Notons encore que c'est à juste titre que le rapporteur s'interroge sur le lien qui est fait entre la réforme de la loi Galland et celle de la loi Raffarin, ce qui ressemble à un échange de bons procédés dans lequel la baisse des prix serait récompensée par la possibilité d'augmenter les surfaces de vente. Les garanties actuellement envisagées pour les PME, les producteurs agricoles et le petit commerce ne nous paraissent pas suffisamment réalistes.
A cette idée qui domine selon laquelle la baisse ou la faiblesse du pouvoir d'achat des ménages serait liée à une hausse des prix nécessitant une déréglementation, s'ajouterait ainsi l'idée que la solution à une trop forte concentration du secteur de la distribution consisterait à assouplir les conditions d'installation des grandes surfaces. Cela ne manquerait pas, à terme, de contribuer à la disparition des petits commerces de proximité et de renforcer le poids des cinq grandes centrales d'achat.
L'article 31 est, en fait, une réforme de la loi Galland et légalise des pratiques pour le moins douteuses. Et c'est un euphémisme !
L'Institut de liaison et études des industries de consommation, l'ILEC, dont les chiffres sont largement admis, montre que les marges arrière ont progressé, depuis 1998, de 22 % à 32 % en moyenne, alors que la dispersion est très forte : de 5 % à 60 % selon les secteurs.
Le conseil de la concurrence a lui-même rappelé en octobre 2004 que, les marges arrière étant négociées de façon bilatérale, elles ne sont pas publiques, et que le seuil de revente à perte conduit à distinguer deux volets dans ces négociations : le premier volet, ce sont les conditions générales de vente, les fameuses CGV, qui sont communiquées à toute personne qui les demande ; le second volet, ce sont les réductions hors facture et les accords de coopération commerciale, qui se caractérisent par leur opacité.
Ces pratiques reposent par ailleurs sur des manières pour le moins contestables, dans un rapport de forces qui est complètement déséquilibré par la puissance des cinq grandes centrales d'achat et des hard discounters. Un collègue d'un département du Nord ne me disait-il pas récemment que 80 % des produits laitiers relèvent dorénavant du hard discount ?
Le rapport Canivet sur la grande distribution a dénoncé des pratiques qui maquillent la réalité économique et a constaté que la loi en vigueur était peu respectée.
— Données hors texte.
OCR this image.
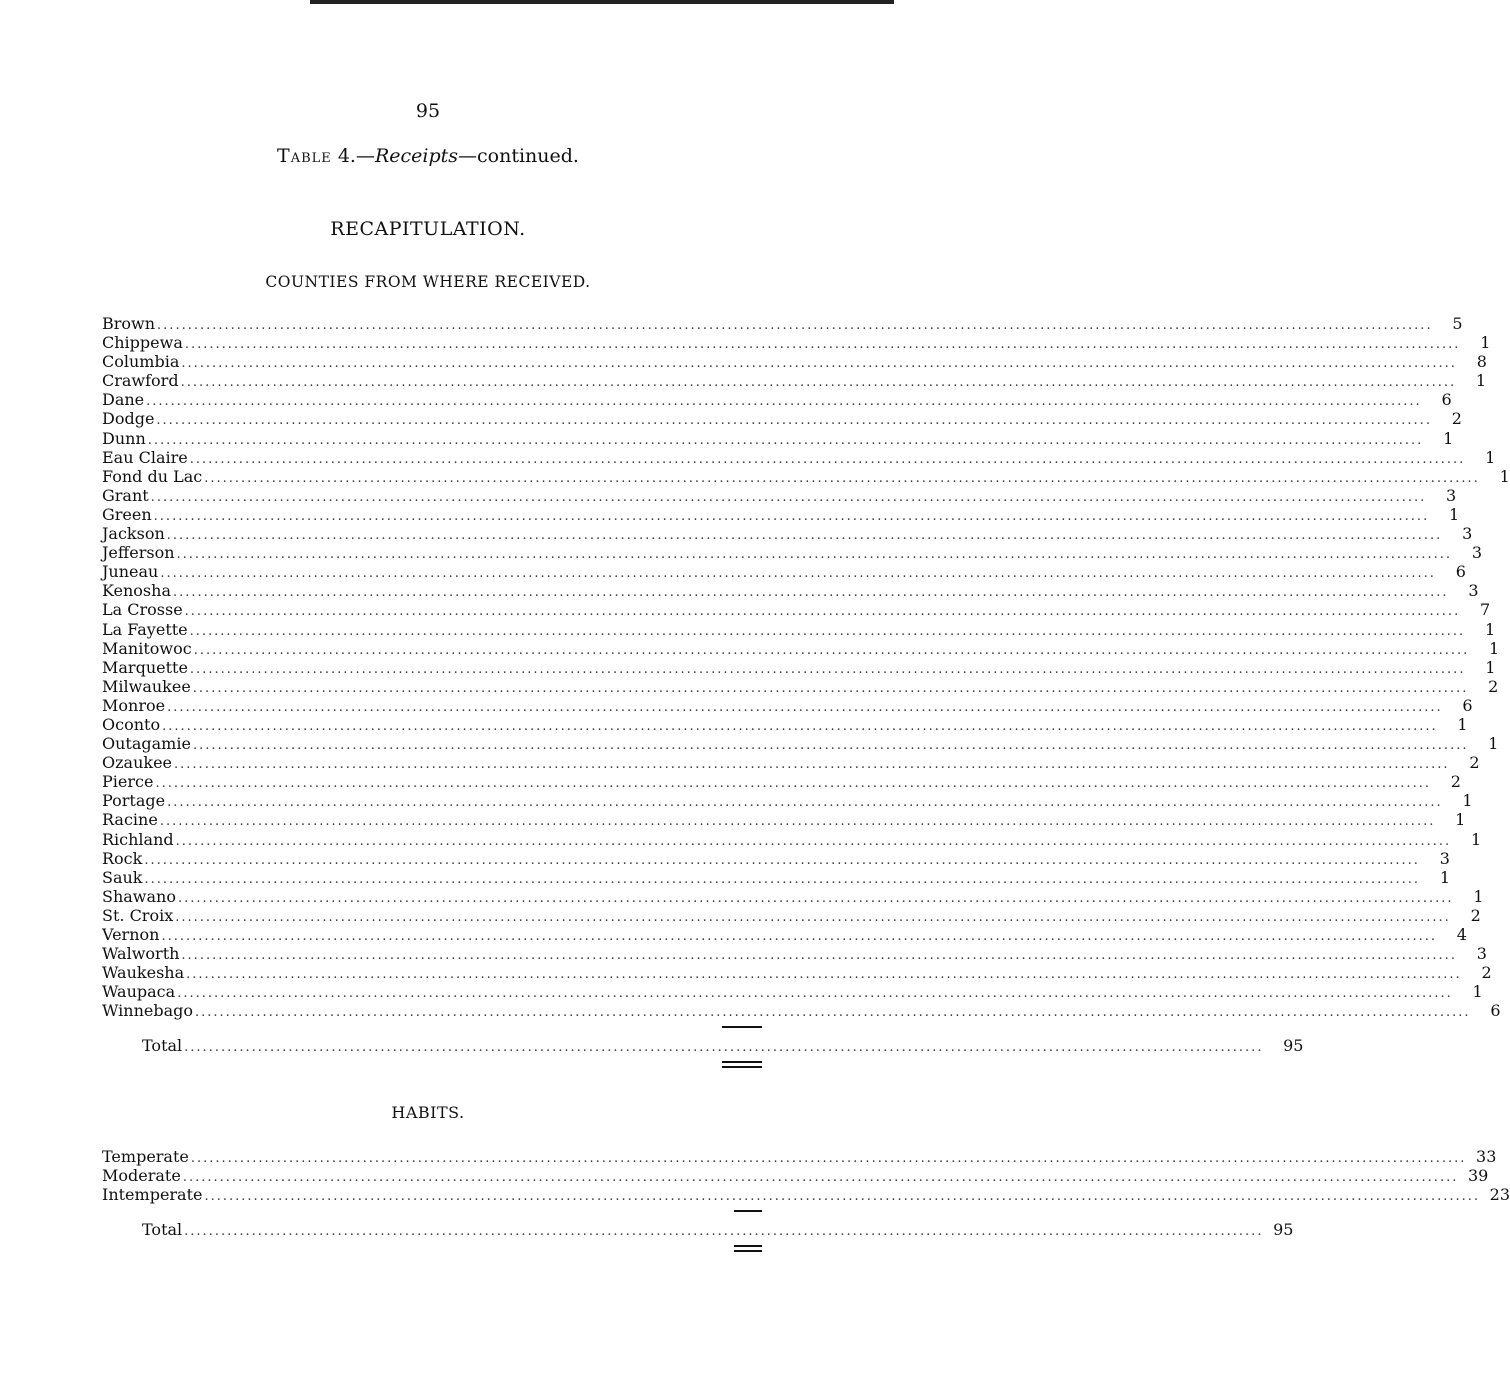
95
Table 4.—Receipts—continued.
RECAPITULATION.
COUNTIES FROM WHERE RECEIVED.
Brown .....	5
Chippewa .....	1
Columbia .....	8
Crawford .....	1
Dane .....	6
Dodge .....	2
Dunn .....	1
Eau Claire .....	1
Fond du Lac .....	1
Grant .....	3
Green .....	1
Jackson .....	3
Jefferson .....	3
Juneau .....	6
Kenosha .....	3
La Crosse .....	7
La Fayette .....	1
Manitowoc .....	1
Marquette .....	1
Milwaukee .....	2
Monroe .....	6
Oconto .....	1
Outagamie .....	1
Ozaukee .....	2
Pierce .....	2
Portage .....	1
Racine .....	1
Richland .....	1
Rock .....	3
Sauk .....	1
Shawano .....	1
St. Croix .....	2
Vernon .....	4
Walworth .....	3
Waukesha .....	2
Waupaca .....	1
Winnebago .....	6
Total ................................................................................................................................................................................	95
HABITS.
Temperate .....	33
Moderate .....	39
Intemperate .....	23
Total ................................................................................................................................................................................ 95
Enfin, les MDD, les marques de distributeur, qui semblaient séduisantes a priori et dont la part de marché ne cesse d'augmenter, ont pour effet de transférer au distributeur le contrôle du produit et de la marque, alors que, traditionnellement, ce dernier est du ressort du producteur et des PME, ce qui a pour effet de créer un nouveau statut d'indépendants interdépendants. Dans le même temps, le profit du distributeur, lui, lors de l'introduction d'une marque de distributeur, continue à augmenter au détriment du producteur.
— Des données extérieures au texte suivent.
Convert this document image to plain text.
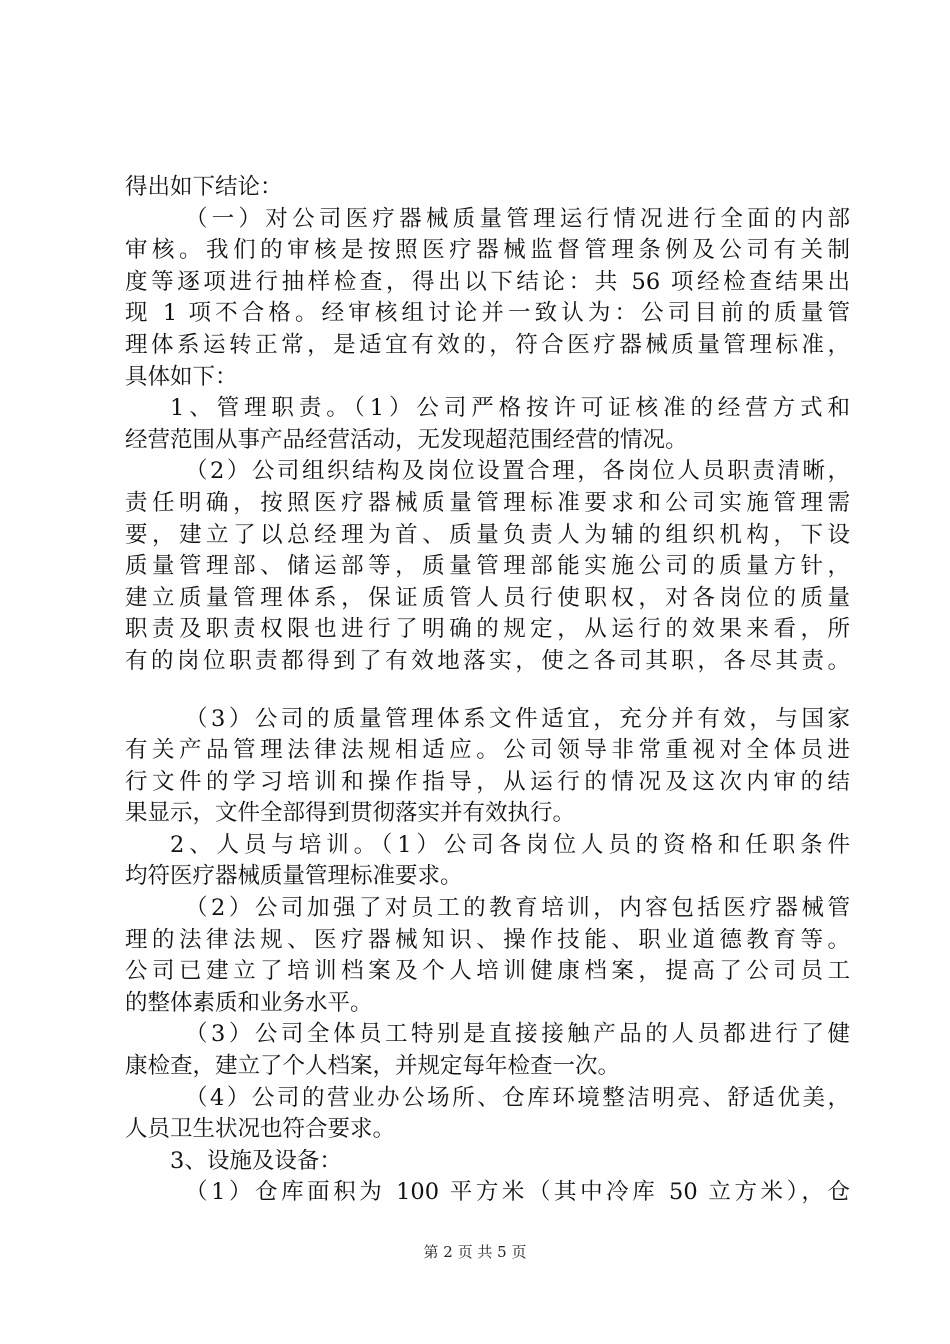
得出如下结论：
（一）对公司医疗器械质量管理运行情况进行全面的内部
审核。我们的审核是按照医疗器械监督管理条例及公司有关制
度等逐项进行抽样检查，得出以下结论：共 56 项经检查结果出
现 1 项不合格。经审核组讨论并一致认为：公司目前的质量管
理体系运转正常，是适宜有效的，符合医疗器械质量管理标准，
具体如下：
1、管理职责。（1）公司严格按许可证核准的经营方式和
经营范围从事产品经营活动，无发现超范围经营的情况。
（2）公司组织结构及岗位设置合理，各岗位人员职责清晰，
责任明确，按照医疗器械质量管理标准要求和公司实施管理需
要，建立了以总经理为首、质量负责人为辅的组织机构，下设
质量管理部、储运部等，质量管理部能实施公司的质量方针，
建立质量管理体系，保证质管人员行使职权，对各岗位的质量
职责及职责权限也进行了明确的规定，从运行的效果来看，所
有的岗位职责都得到了有效地落实，使之各司其职，各尽其责。
（3）公司的质量管理体系文件适宜，充分并有效，与国家
有关产品管理法律法规相适应。公司领导非常重视对全体员进
行文件的学习培训和操作指导，从运行的情况及这次内审的结
果显示，文件全部得到贯彻落实并有效执行。
2、人员与培训。（1）公司各岗位人员的资格和任职条件
均符医疗器械质量管理标准要求。
（2）公司加强了对员工的教育培训，内容包括医疗器械管
理的法律法规、医疗器械知识、操作技能、职业道德教育等。
公司已建立了培训档案及个人培训健康档案，提高了公司员工
的整体素质和业务水平。
（3）公司全体员工特别是直接接触产品的人员都进行了健
康检查，建立了个人档案，并规定每年检查一次。
（4）公司的营业办公场所、仓库环境整洁明亮、舒适优美，
人员卫生状况也符合要求。
3、设施及设备：
（1）仓库面积为 100 平方米（其中冷库 50 立方米），仓
第 2 页 共 5 页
Avant de prendre une décision, le législateur doit disposer d'informations exactes - je suggère qu'elles lui soient fournies par une commission inter-assemblées -, ce qui permettrait d'éviter que, une fois encore, sa volonté ne soit détournée. C'est d'ailleurs la raison pour laquelle nous demanderons, par la voie d'un amendement, la suppression de l'article 31.
M. Daniel Raoul. Peut-être !
M. Daniel Raoul. Je vous laisse vos certitudes, monsieur le ministre !
M. Charié, député de la majorité, monsieur le ministre, a conclu que la priorité des pouvoirs publics devait être d'appliquer les lois existantes et de pénaliser les contrevenants à la loi actuelle, avant de légiférer.
Le rapporteur de notre commission des affaires économiques lui-même, qui a eu bien du mérite à essayer de suivre les évolutions de cet article - à la lecture de la presse, en tout cas - trouve ce dispositif « inutilement complexe », en dépit du fait que, apparemment, nous en soyons revenus au texte initial.
Monsieur le ministre, faites donc respecter d'abord la loi, tout particulièrement le SRP, le seuil de revente à perte !
En novembre 2004, M. Jacob, votre prédécesseur, déclarait : « Il n'y a eu aucune reprise de la consommation à la suite de l'accord du 17 juin 2004. Pour la relance de la consommation, le prix n'est qu'un élément parmi d'autres. Il faut restaurer un climat de confiance. » C'est donc qu'elle avait disparu !
N'ouvrez pas la boîte de Pandore ! Si vous respectez le travail parlementaire, suivez la proposition de création d'une commission d'enquête qui vous est faite avant de légiférer, et écoutez les représentants des PME et des TPE, que vous voulez défendre, ainsi que ceux des industries alimentaires ! (Applaudissements sur les travées du groupe socialiste.)
Mme la présidente. La parole est à M. Yannick Texier.
M. Yannick Texier. Madame la présidente, monsieur le ministre, mes chers collègues, le texte qui nous est soumis aujourd'hui vise le développement et la pérennité des PME et, par là même, l'amélioration de l'aménagement de notre territoire.
Je tiens à rappeler le rôle majeur joué par les entreprises et les professions libérales dans l'économie des zones rurales.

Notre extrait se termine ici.